Du côté de l’Etat, les fonds publics de garantie, de soutien et d’accompagnement des PME doivent être plus « intelligents » dans leur format d’assistance et mieux gérés. A l’instar du Plan Phoenix lancé récemment en Côte d’Ivoire,  l’Etat doit aussi faciliter l’accès des PME aux marchés publics lors des appels d’offres, dans l’esprit du « Small Business Act » américain.

Proposer toute une gamme d’outils, de réseaux et de services aux PME Africaines est indispensable.

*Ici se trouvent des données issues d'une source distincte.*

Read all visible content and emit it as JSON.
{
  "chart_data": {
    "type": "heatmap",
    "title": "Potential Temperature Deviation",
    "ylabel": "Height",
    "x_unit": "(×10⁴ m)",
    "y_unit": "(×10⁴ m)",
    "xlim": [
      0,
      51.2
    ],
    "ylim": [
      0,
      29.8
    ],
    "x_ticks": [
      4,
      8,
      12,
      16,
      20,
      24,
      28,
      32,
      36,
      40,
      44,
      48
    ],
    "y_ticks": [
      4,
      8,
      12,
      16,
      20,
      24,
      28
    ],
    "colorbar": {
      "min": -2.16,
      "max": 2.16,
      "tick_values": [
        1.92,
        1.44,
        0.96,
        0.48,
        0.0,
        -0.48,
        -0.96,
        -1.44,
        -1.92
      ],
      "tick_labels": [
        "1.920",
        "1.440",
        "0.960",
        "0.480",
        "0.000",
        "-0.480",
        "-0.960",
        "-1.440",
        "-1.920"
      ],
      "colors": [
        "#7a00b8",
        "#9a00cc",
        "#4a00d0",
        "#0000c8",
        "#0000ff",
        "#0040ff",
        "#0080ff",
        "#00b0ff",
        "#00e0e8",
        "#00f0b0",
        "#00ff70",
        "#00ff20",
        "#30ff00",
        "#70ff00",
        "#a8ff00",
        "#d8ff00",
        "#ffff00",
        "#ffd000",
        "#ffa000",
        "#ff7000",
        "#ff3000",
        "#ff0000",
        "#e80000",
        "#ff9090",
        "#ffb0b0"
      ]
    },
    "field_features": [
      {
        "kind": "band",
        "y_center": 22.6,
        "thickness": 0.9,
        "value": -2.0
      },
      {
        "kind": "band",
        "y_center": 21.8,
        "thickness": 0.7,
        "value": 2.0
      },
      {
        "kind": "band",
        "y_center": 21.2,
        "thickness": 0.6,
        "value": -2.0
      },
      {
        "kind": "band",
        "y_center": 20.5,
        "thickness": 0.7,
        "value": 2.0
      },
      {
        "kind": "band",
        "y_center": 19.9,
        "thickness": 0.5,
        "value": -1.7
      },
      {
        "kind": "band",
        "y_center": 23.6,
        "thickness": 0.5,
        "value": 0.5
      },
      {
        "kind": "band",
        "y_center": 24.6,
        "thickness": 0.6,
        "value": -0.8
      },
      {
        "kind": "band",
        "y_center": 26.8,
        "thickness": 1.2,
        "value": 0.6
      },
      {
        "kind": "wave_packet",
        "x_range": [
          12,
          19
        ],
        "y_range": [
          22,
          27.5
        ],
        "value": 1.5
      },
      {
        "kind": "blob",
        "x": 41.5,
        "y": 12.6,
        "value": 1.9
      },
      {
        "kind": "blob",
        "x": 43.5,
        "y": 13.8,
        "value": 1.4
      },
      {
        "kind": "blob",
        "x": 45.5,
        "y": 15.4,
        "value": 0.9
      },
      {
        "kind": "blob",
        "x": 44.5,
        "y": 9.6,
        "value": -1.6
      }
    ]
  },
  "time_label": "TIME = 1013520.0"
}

Elles sortiront ainsi de leur refuge et se donneront les moyens de la vocation qui est la leur : transformer durablement l’Afrique et devenir enfin les Champions de demain.

La question de l’emploi est étroitement liée à celle des PME. Pour simplifier l’équation : sans PME, pas d’emplois. Or, c’est à niveau que ce situe l’urgence en Afrique… 

Parce qu’elles représentent 90% des sociétés privées du continent et sont à l’origine de 45% des créations d’emploi, les PME garantissent une redistribution plus large et plus équitable des fruits de la croissance. Dans les pays économiquement développés, elles servent à la fois de laboratoire et d’incubateur en ouvrant la voie à l’innovation et à l’entrepreneuriat. Leur extraordinaire répartition sur l’ensemble des territoires leur permet d’apporter emplois et pouvoir d’achat dans les zones les plus éloignées des centres économiques. Elles constituent aussi un extraordinaire creuset pour la formation des ressources humaines. Enfin, elles sont la première étape du processus de rationalisation économique de l’Afrique.

L’urgence d’accompagner les PME en Afrique ne devrait plus souffrir de discussions sans fin. Ce sont elles qui vont créer les jobs dont l’Afrique a besoin.

Qu’attendez-vous, en guise de conclusion, de ce troisième rendez-vous ?

L’objectif majeur de ce forum est de faciliter l’émergence des Champions africains en leur permettant d’accéder à l’écosystème de financements constitué par les banques, les fonds d’investissements, fonds de garantie, fondations et Business Angels ; mais également à travers  les conseils permettant d’accélérer leur croissance grâce aux experts en développement de PME présents et master classes proposées durant le forum.

Le temps de l’Afrique doit être le temps des PME, si nous voulons réussir la transformation économique et sociale du continent.